If you plan to trade less frequently, you will need to find stocks with solid fundamentals. Dividend yeild is important as is the overall financial health of the company. The msn.com stock research wizard will help guide you through the process of researching a company.
Consider options strategies.
If you want to take a bullish stance on a stock, writing a short put may be a better choice than purchasing the stock. Note that selling short puts results in a highly levered position and should be attempted only by traders who fully understand the risks. Never sell a short put on a stock you can’t afford to buy.
If you buy a stock and want to hedge against a price decrease, you may consider buying a protective put. A protective put, in essence, is «stock insurance». If the value of the stock declines below the strike price of your protective put, you can sell the stock at the strike price. This strategy will cap your maximum loss, even if the stock goes to zero. Like all insurance, protective puts require you to pay a premium, so you are also decreasing your profits when you use this strategy.
In order to earn some extra money on a sluggishly performing stock, consider writing a covered call. This strategy will cap your profit if the stock increases dramatically, but will help you earn modest returns if the stock stays at its current price.
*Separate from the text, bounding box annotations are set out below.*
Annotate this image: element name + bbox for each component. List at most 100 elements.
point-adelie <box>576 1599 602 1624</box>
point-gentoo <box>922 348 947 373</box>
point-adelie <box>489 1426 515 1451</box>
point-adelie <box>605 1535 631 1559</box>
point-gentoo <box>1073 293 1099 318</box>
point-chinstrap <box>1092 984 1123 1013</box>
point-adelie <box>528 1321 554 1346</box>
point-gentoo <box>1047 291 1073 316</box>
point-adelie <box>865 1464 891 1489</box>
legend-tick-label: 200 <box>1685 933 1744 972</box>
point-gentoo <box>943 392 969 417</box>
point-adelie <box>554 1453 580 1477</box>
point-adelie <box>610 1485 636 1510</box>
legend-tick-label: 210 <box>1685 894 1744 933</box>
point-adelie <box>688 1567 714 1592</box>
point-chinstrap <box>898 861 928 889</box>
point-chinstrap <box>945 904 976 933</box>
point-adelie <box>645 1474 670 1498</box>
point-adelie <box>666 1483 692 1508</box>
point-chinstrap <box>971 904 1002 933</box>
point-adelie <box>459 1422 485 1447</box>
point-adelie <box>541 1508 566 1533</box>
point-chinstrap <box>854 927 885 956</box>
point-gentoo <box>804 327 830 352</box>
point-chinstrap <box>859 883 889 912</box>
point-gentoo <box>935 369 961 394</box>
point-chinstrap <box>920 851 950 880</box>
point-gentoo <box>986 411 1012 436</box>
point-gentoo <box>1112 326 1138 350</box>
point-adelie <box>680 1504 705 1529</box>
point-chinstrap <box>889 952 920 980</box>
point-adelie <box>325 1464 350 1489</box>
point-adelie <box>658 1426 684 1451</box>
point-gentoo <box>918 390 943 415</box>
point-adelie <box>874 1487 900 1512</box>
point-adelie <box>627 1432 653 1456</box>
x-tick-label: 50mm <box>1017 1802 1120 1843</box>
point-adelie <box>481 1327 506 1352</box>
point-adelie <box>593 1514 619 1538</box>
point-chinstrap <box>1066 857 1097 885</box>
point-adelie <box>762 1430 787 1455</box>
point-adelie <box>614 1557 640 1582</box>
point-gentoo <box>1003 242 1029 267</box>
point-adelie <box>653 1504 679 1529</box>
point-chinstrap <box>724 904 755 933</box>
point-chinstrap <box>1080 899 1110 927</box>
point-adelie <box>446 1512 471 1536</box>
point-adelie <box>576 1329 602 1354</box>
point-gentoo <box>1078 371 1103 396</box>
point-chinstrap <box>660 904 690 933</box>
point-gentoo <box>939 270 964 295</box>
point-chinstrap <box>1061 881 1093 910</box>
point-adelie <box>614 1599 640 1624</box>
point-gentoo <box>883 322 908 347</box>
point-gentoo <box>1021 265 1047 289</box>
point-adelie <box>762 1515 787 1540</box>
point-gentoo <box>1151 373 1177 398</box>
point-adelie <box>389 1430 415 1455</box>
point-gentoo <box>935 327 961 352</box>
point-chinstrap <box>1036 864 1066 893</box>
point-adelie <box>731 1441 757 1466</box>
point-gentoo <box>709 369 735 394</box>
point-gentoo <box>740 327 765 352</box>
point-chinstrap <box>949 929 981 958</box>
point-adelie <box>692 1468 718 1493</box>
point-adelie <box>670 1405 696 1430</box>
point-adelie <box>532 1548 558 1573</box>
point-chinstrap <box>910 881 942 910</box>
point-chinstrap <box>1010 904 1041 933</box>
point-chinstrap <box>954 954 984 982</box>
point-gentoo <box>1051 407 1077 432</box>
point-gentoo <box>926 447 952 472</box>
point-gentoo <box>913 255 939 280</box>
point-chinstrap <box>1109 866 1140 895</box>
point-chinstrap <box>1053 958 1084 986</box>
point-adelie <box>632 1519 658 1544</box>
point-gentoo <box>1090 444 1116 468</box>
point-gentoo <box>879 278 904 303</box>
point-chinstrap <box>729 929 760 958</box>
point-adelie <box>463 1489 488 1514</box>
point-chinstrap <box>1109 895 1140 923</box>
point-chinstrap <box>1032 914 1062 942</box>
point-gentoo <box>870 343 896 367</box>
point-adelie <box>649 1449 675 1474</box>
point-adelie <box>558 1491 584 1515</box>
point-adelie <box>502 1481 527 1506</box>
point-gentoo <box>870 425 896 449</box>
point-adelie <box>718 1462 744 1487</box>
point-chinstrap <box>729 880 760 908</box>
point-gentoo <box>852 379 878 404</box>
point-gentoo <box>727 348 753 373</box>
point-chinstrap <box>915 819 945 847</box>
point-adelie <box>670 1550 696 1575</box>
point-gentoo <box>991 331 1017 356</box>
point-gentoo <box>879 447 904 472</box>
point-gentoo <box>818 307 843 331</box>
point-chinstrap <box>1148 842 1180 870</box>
Other options strategies include calendar spreads, iron condors, butterflies, straddles, and strangles. These strategies are beyond the scope of this how-to.
ETFs (exchange traded funds) are stocks comprised of various securities all bundled together and managed as a fund. Buying an ETF allows you to take a position on a sector, commodity, index, etc. without having to choose just one stock. For example, if you are bullish on gold, you could purchase the SPDR Gold Shares (GLD) rather than taking a position on an individual company, such as Yamana Gold (AUY). GLD is constructed specifically to track the price of gold bullion, and is therefore not affected by potential problems that can plague an individual company, such as chanes in management or negative rumors.
Other interesting ETFs include USO, the U.S. Oil Fund ETF; QQQQ, the NASDAQ index tracking stock; and VWO, the Vanguard emerging markets ETF.
So-called «bear market» ETFs can be used to take a bearish stance without actually shorting a stock. An example of a bear market ETF is SCO, which is constructed to correlate negatively with the Dow Jones AIG Crude Oil Sub-Index. On days when Dow Jones AIG Crude Oil Sub-Index declines, SCO will increase in price. SCO is also an example of a levered ETF; SCO will increase at twice the rate the Dow Jones AIG Crude Oil Sub-Index decreases.